Photos courtesy of Inbal Gonen
By Lauren Fuchs | Intern
Prior to COVID-19’s outbreak, society had entered a mental health crisis, but the pandemic largely exacerbated such issues as people were pushed into isolation and faced with blatant uncertainty. Now more than ever, mental health resources and healthy coping mechanisms are in great demand. Palisadian Inbal Gonen hopes to help address the issue at hand.
Gonen had been dreaming of opening a brick-and-mortar wellness space that focused on intuitive healing practices even before the pandemic’s arrival, but when she realized that the highly transmissible disease would bar her from pursuing this dream, she decided to pivot.
Instead of giving up and allowing the pandemic to defeat her, she saw an opportunity. With the shift to exclusively virtual communication, Gonen decided to introduce her wellness space to the digital world with Calm Nest—a platform that connects energy healers and clients.
“The pandemic gave a lot of people the opportunity to look inwards. When you slow down it gives you time to reflect,” Gonen said to the Palisadian-Post. “And when you reflect, you often see things that maybe do not serve you or do not represent who you want to be or who are in your essence. Doing things like energy healing really helps you unlayer the things that do not serve you.”
Though she possesses many strengths as a professional in the wellness industry, Gonen shared that she lacked skill in the technological department when initially designing Calm Nest. Constructing an interactive website posed a much greater challenge than she anticipated.
Although challenges presented themselves, she reminded herself to “stay with it, to remember that there are good days and bad days, to not get discouraged, and to keep my eye on the prize,” she said.
Her platform Calm Nest officially launched in 2021.
Calm Nest acts as a “place where self-care is a priority, where clients can feel supported, where practitioners can expand their practice and where everyone can be an active participant in their personal growth journey,” according to the website.
Diagnosed with depression and anxiety at 12 years old, Gonen said she spent years experimenting with various methods of healing. According to the Calm Nest website, “her greatest time of calm came after she integrated energy healing into her life.”
This interaction with energy healing prompted Gonen to pursue a training in Reiki, a Japanese healing method that is said to transfer “universal energy” through a technique called “palm healing” and is among the practices that Calm Nest offers. Reiki “helps the flow of energy throughout the body in a way that is similar to acupuncture,” according to the website. Unlike acupuncture, “with Reiki therapy, the power of healing falls more within the client rather than the practitioner.”
In addition to Reiki, Calm Nest offers various modalities including ancestral healing, biofield tuning, sound therapy and more. Such practices can be transformative in coping with depression, anxiety, trauma, among a long list of other mental illnesses and disorders. Intuitive healing also initiates exterior improvements, further explaining the mind body connection, Gonen said.
“[These practices] are great for sleeplessness, anxiety, depression, digestive issues, chronic pain.

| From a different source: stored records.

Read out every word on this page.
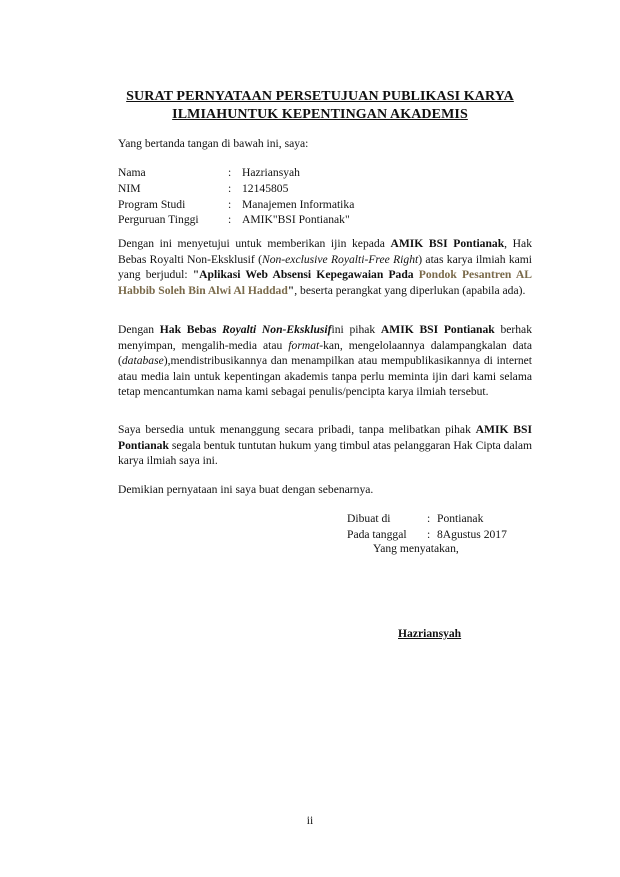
SURAT PERNYATAAN PERSETUJUAN PUBLIKASI KARYA
ILMIAHUNTUK KEPENTINGAN AKADEMIS
Yang bertanda tangan di bawah ini, saya:
Nama	: Hazriansyah
NIM	: 12145805
Program Studi	: Manajemen Informatika
Perguruan Tinggi	: AMIK"BSI Pontianak"
Dengan ini menyetujui untuk memberikan ijin kepada AMIK BSI Pontianak, Hak Bebas Royalti Non-Eksklusif (Non-exclusive Royalti-Free Right) atas karya ilmiah kami yang berjudul: "Aplikasi Web Absensi Kepegawaian Pada Pondok Pesantren AL Habbib Soleh Bin Alwi Al Haddad", beserta perangkat yang diperlukan (apabila ada).
Dengan Hak Bebas Royalti Non-Eksklusifini pihak AMIK BSI Pontianak berhak menyimpan, mengalih-media atau format-kan, mengelolaannya dalampangkalan data (database),mendistribusikannya dan menampilkan atau mempublikasikannya di internet atau media lain untuk kepentingan akademis tanpa perlu meminta ijin dari kami selama tetap mencantumkan nama kami sebagai penulis/pencipta karya ilmiah tersebut.
Saya bersedia untuk menanggung secara pribadi, tanpa melibatkan pihak AMIK BSI Pontianak segala bentuk tuntutan hukum yang timbul atas pelanggaran Hak Cipta dalam karya ilmiah saya ini.
Demikian pernyataan ini saya buat dengan sebenarnya.
Dibuat di	: Pontianak
Pada tanggal	: 8Agustus 2017
Yang menyatakan,
Hazriansyah
ii
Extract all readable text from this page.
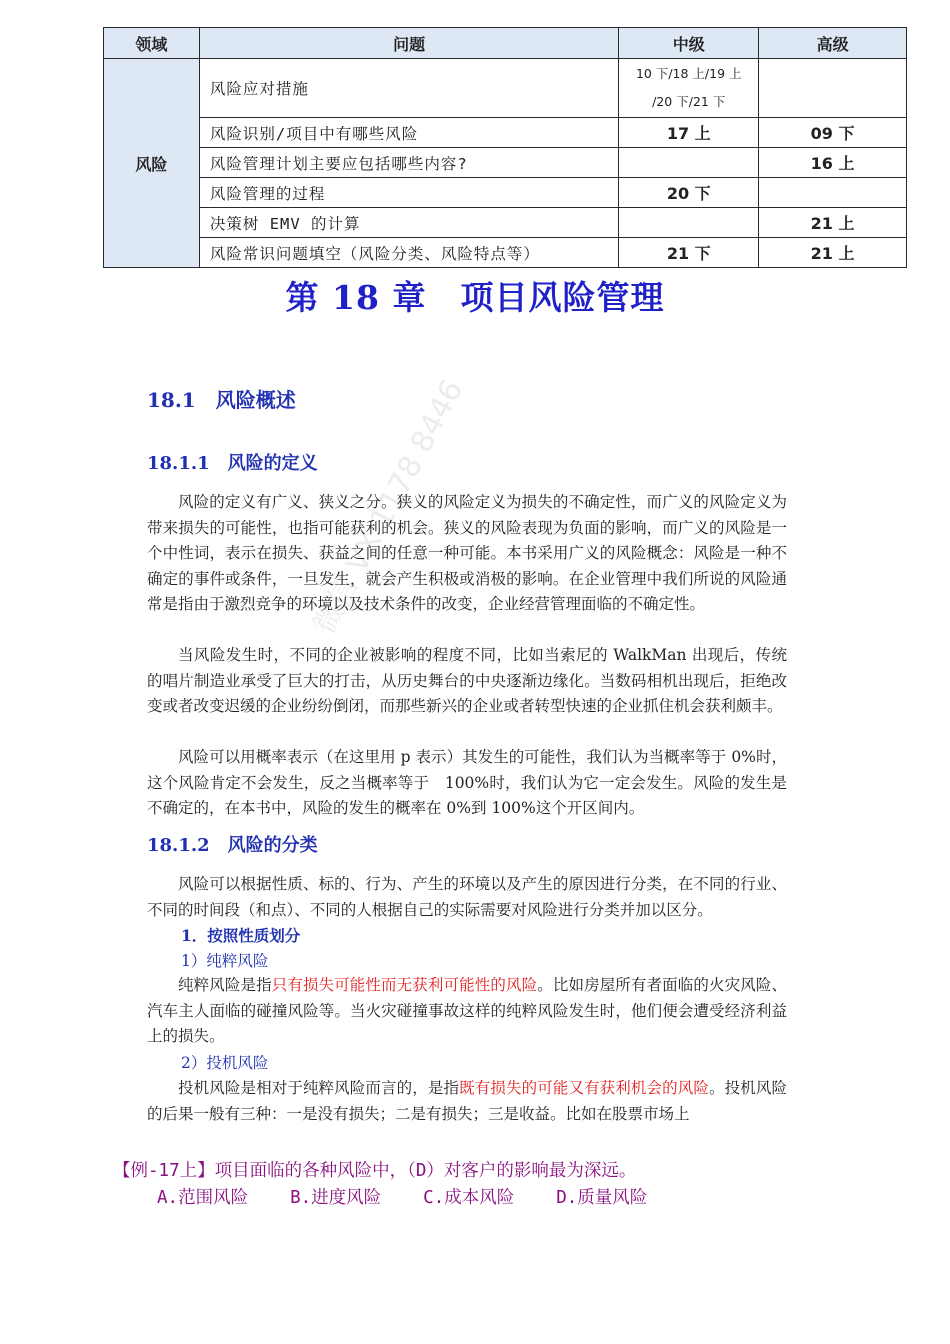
微信 VX 1178 8446
领域	问题	中级	高级
风险	风险应对措施	10 下/18 上/19 上
/20 下/21 下	

	风险识别/项目中有哪些风险	17 上	09 下
	风险管理计划主要应包括哪些内容?		16 上
	风险管理的过程	20 下	
	决策树 EMV 的计算		21 上
	风险常识问题填空（风险分类、风险特点等）	21 下	21 上
第 18 章　项目风险管理
18.1　风险概述
18.1.1　风险的定义
风险的定义有广义、狭义之分。狭义的风险定义为损失的不确定性，而广义的风险定义为带来损失的可能性，也指可能获利的机会。狭义的风险表现为负面的影响，而广义的风险是一个中性词，表示在损失、获益之间的任意一种可能。本书采用广义的风险概念：风险是一种不确定的事件或条件，一旦发生，就会产生积极或消极的影响。在企业管理中我们所说的风险通常是指由于激烈竞争的环境以及技术条件的改变，企业经营管理面临的不确定性。
当风险发生时，不同的企业被影响的程度不同，比如当索尼的 WalkMan 出现后，传统的唱片制造业承受了巨大的打击，从历史舞台的中央逐渐边缘化。当数码相机出现后，拒绝改变或者改变迟缓的企业纷纷倒闭，而那些新兴的企业或者转型快速的企业抓住机会获利颇丰。
风险可以用概率表示（在这里用 p 表示）其发生的可能性，我们认为当概率等于 0%时，这个风险肯定不会发生，反之当概率等于　100%时，我们认为它一定会发生。风险的发生是不确定的，在本书中，风险的发生的概率在 0%到 100%这个开区间内。
18.1.2　风险的分类
风险可以根据性质、标的、行为、产生的环境以及产生的原因进行分类，在不同的行业、不同的时间段（和点）、不同的人根据自己的实际需要对风险进行分类并加以区分。
1．按照性质划分
1）纯粹风险
纯粹风险是指只有损失可能性而无获利可能性的风险。比如房屋所有者面临的火灾风险、汽车主人面临的碰撞风险等。当火灾碰撞事故这样的纯粹风险发生时，他们便会遭受经济利益上的损失。
2）投机风险
投机风险是相对于纯粹风险而言的，是指既有损失的可能又有获利机会的风险。投机风险的后果一般有三种：一是没有损失；二是有损失；三是收益。比如在股票市场上
【例-17上】项目面临的各种风险中，（D）对客户的影响最为深远。
A.范围风险 B.进度风险 C.成本风险 D.质量风险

In fact, UCLA, in their chronic pain and cancer patient department, uses Reiki because it helps reduce pain and anxiety significantly,” Gonen explained to the Post.
Because Gonen was a pre-med student at UCLA, she said she likes to approach the wellness and intuitive healing spaces with a scientific and medical perspective in mind. Starting off skeptical of the legitimacy of intuitive healing practices, she became increasingly confident in the field as she dove deeper into what occurs on the scientific level when an individual partakes in energy healing.
“Biofield tuning is really interesting because it works with the biofield that lives around the body,” Gonen said to the Post. “The world is full of different frequencies. Our body, because it has energy in it, has its own biofield. We carry this frequency around our body, and the frequency represents our history. And when we go through a type of trauma, disturbances are caused to our frequencies.
“When you get tuned, you actually use a tuning fork, and the practitioner moves the fork through your frequencies. When it hits a frequency that is out of whack, it stays there and it actually makes a different sound, and that different sound continues until the frequency in the air that it is hitting finds a balance. It brings it back to the normal frequency of the body and therefore releases the energy that is stuck in this wave. You are not gaining or losing energy, you are just playing with what you have.”
Though her company was originally set to fit an in-person, face-to-face model, Gonen’s digital platform has allowed her to expand on a level she never dreamed to be possible.
“The nice thing about us having an online platform is that we have practitioners that are from all over the world. It really allows us to reach the best healers that are around and we are not tied down to a demographic,” Gonen said.
The uniqueness of energy healing has worked to Gonen’s advantage as energy is everywhere and accessible to everyone, even through a screen.
Gonen said she hopes to continue to grow her impact and expand the Calm Nest community.
“My goal for Calm Nest this year is to reach an abundant amount of people. I want to teach people about energy healing, I want people to learn from it, and I want people to feel some relief from it,” she said. “We have gone through so much as a collective over the last few years, if we can ease the tension and the anxiety and the frustration and the pain, let’s do it.”